Review: Better Off Ted - Beating a Dead Workforce

(S02E07) Leave it to Veronica, the master of manipulation, to use an employee's death to increase productivity. Actually, she was only following the company's orders, which were to keep everyone working 14-hour days until, like Jenkins, they all dropped dead. In defiance, Ted took his sleepy little daughter and walked out of the office to a thundering round of applause. It sure was nice of everyone to pause their clapping while little Rosie had a tinkle.
It's always great to see Ted sticking his neck out for the worker drones. He cares about the people in his department, and he usually does his best to help them out, especially when they're too stupid to help themselves.

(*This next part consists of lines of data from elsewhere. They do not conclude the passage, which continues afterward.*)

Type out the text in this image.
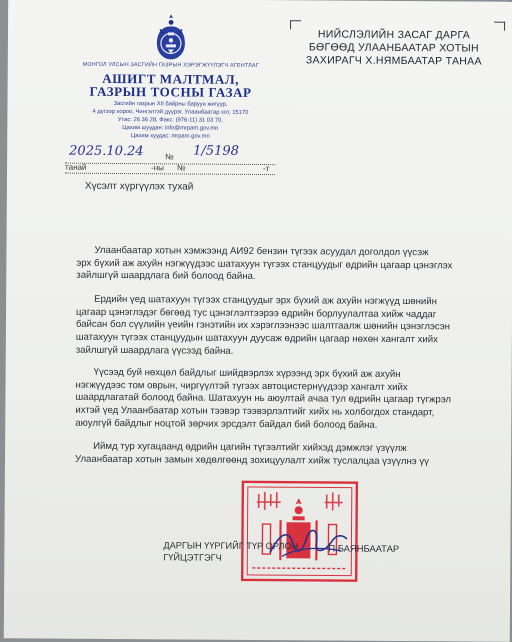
МОНГОЛ УЛСЫН ЗАСГИЙН ГАЗРЫН ХЭРЭГЖҮҮЛЭГЧ АГЕНТЛАГ
АШИГТ МАЛТМАЛ,
ГАЗРЫН ТОСНЫ ГАЗАР
Засгийн газрын XII байрны баруун жигүүр,
4 дүгээр хороо, Чингэлтэй дүүрэг, Улаанбаатар хот, 15170
Утас: 26 36 28, Факс: (976-11) 31 03 70,
Цахим шуудан: info@mrpam.gov.mn
Цахим хуудас: mrpam.gov.mn
НИЙСЛЭЛИЙН ЗАСАГ ДАРГА
БӨГӨӨД УЛААНБААТАР ХОТЫН
ЗАХИРАГЧ Х.НЯМБААТАР ТАНАА
2025.10.24	№ 1/5198
танай	-ны №	-т
Хүсэлт хүргүүлэх тухай
Улаанбаатар хотын хэмжээнд АИ92 бензин түгээх асуудал доголдол үүсэж
эрх бүхий аж ахуйн нэгжүүдээс шатахуун түгээх станцуудыг өдрийн цагаар цэнэглэх
зайлшгүй шаардлага бий болоод байна.
Ердийн үед шатахуун түгээх станцуудыг эрх бүхий аж ахуйн нэгжүүд шөнийн
цагаар цэнэглэдэг бөгөөд тус цэнэглэлтээрээ өдрийн борлуулалтаа хийж чаддаг
байсан бол сүүлийн үеийн гэнэтийн их хэрэглээнээс шалтгаалж шөнийн цэнэглэсэн
шатахуун түгээх станцуудын шатахуун дуусаж өдрийн цагаар нөхөн хангалт хийх
зайлшгүй шаардлага үүсээд байна.
Үүсээд буй нөхцөл байдлыг шийдвэрлэх хүрээнд эрх бүхий аж ахуйн
нэгжүүдээс том оврын, чиргүүлтэй түгээх автоцистернүүдээр хангалт хийх
шаардлагатай болоод байна. Шатахуун нь аюултай ачаа тул өдрийн цагаар түгжрэл
ихтэй үед Улаанбаатар хотын тээвэр тээвэрлэлтийг хийх нь холбогдох стандарт,
аюулгүй байдлыг ноцтой зөрчих эрсдэлт байдал бий болоод байна.
Иймд тур хугацаанд өдрийн цагийн түгээлтийг хийхэд дэмжлэг үзүүлж
Улаанбаатар хотын замын хөдөлгөөнд зохицуулалт хийж туслалцаа үзүүлнэ үү
ДАРГЫН ҮҮРГИЙГ ТҮР ОРЛОН
ГҮЙЦЭТГЭГЧ
П.БАЯНБААТАР
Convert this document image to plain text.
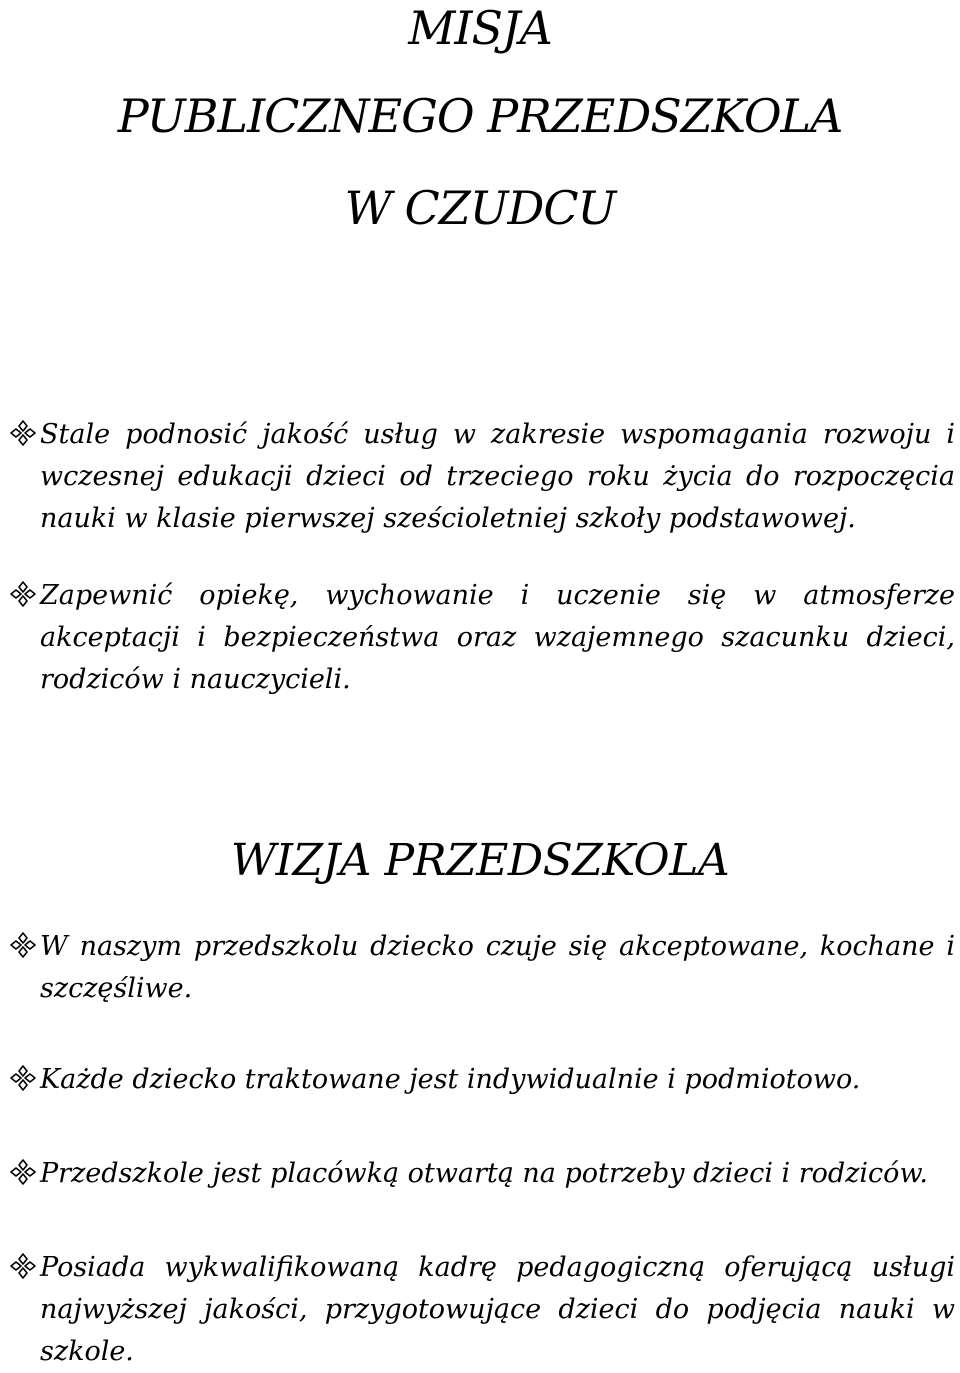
MISJA
PUBLICZNEGO PRZEDSZKOLA
W CZUDCU

Stale podnosić jakość usług w zakresie wspomagania rozwoju i wczesnej edukacji dzieci od trzeciego roku życia do rozpoczęcia nauki w klasie pierwszej sześcioletniej szkoły podstawowej.

Zapewnić opiekę, wychowanie i uczenie się w atmosferze akceptacji i bezpieczeństwa oraz wzajemnego szacunku dzieci, rodziców i nauczycieli.

WIZJA PRZEDSZKOLA

W naszym przedszkolu dziecko czuje się akceptowane, kochane i szczęśliwe.

Każde dziecko traktowane jest indywidualnie i podmiotowo.

Przedszkole jest placówką otwartą na potrzeby dzieci i rodziców.

Posiada wykwalifikowaną kadrę pedagogiczną oferującą usługi najwyższej jakości, przygotowujące dzieci do podjęcia nauki w szkole.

Ted's attempt to snap one drone out of the company's spell led to my favorite exchange of the night:
Ted: The company is exploiting Jenkins' death to make people work harder.
Drone: The company said that Jenkins said that some people would say that.
Linda's subplot was embarrassingly thin, but so what? It was funny. She spent the entire episode trying to stay "in the moment" by grabbing people's faces, soliciting sex from Ted and trying to sweep people's legs. We even got a reference to her cheesy Wisconsin roots. I hope that becomes a running gag, similar to Rose's St. Olaf stories on The Golden Girls.
I still don't get why Lem would ditch Phil to take smoke breaks with the "cool" accountant jerks. I guess Veridian is like one big giant high school, which naturally makes it even more evil.
This episode wasn't a homerun like last Friday's, but even mediocre Better Off Ted is better than most of the other comedies clogging up the tube these days (I'm looking at you, 'Til Death.)
No Veridian commercial again. I guess I can live with it. The show continues to be consistently witty, charming and very, very entertaining. It's too bad a third season seems about as likely as a lesbian love affair on The Bachelor. (Now ABC's marketing folks will never send me a copy of "Veronica in the Key of Love.")
Five – and only five! – quotes:
- All the hard work, late nights and no rest have paid off. We've cured sleeplessness. And demonstrated irony.
- If you feel yourself dying, well, tell your supervisor.
- Goodbye Jenkins, I hope you're throwing coffee at God right now.
- Just once I wish you would greet me with sparklers and cotton candy and tell me I have the number one album in America.
- Together we're like Gandhi. I'm skinny and you're tan.